Don’t expect a speech, throat

curled in on inappropriate flowers, throated
tight in someone’s hand, knife-
cut down the hill, not here, the ground
sacred according to the Rabbi, washed
like her body the day she died, grave
waiting without her wedding ring, no rock

but a ten dollar gold band from Brooklyn. Gone the rocking
chair at her father’s third floor walkup and throat
of lace her mother left behind, engraved
before my mother held a knife,
before she moved to London, washed
her hair in a sink when the Underground

stopped working. Maternal lineage grounded
her, the shore of Bremerhaven where a rock
broke open and her parents boarded a ship, washed
away from their deaths. But her own throated
words—what did they carry at the end? A knife
dropped at a dining table, grave

waiting?

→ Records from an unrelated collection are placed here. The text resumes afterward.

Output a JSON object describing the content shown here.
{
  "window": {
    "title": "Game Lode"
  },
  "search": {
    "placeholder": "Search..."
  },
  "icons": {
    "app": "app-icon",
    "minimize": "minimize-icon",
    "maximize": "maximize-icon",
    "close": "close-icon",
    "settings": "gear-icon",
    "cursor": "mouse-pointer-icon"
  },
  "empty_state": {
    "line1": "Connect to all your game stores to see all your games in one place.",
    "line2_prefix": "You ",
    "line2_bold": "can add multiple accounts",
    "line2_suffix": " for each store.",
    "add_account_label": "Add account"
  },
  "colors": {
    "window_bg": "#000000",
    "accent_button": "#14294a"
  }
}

She knew, saying gravely
she couldn’t go on, leaning in a wheelchair, grounded
all day like a miscreant, no knife,
only fork and spoon, left hand rocking
back and forth, trying to clear her throat
to avoid choking, pureed food washed

in a blender. Before it came to this, she washed
her own hair for the last time, gravely,
the morning the clot throated
her brain. Stoppage of opera, grounded
from reading, where Elizabeth Bennet throws a rock
at her competitor. All the mail, I now open with a knife

though my throat sinks to the ground,
mud-washed in a dirty grave.
I throw rocks, brain open with a knife.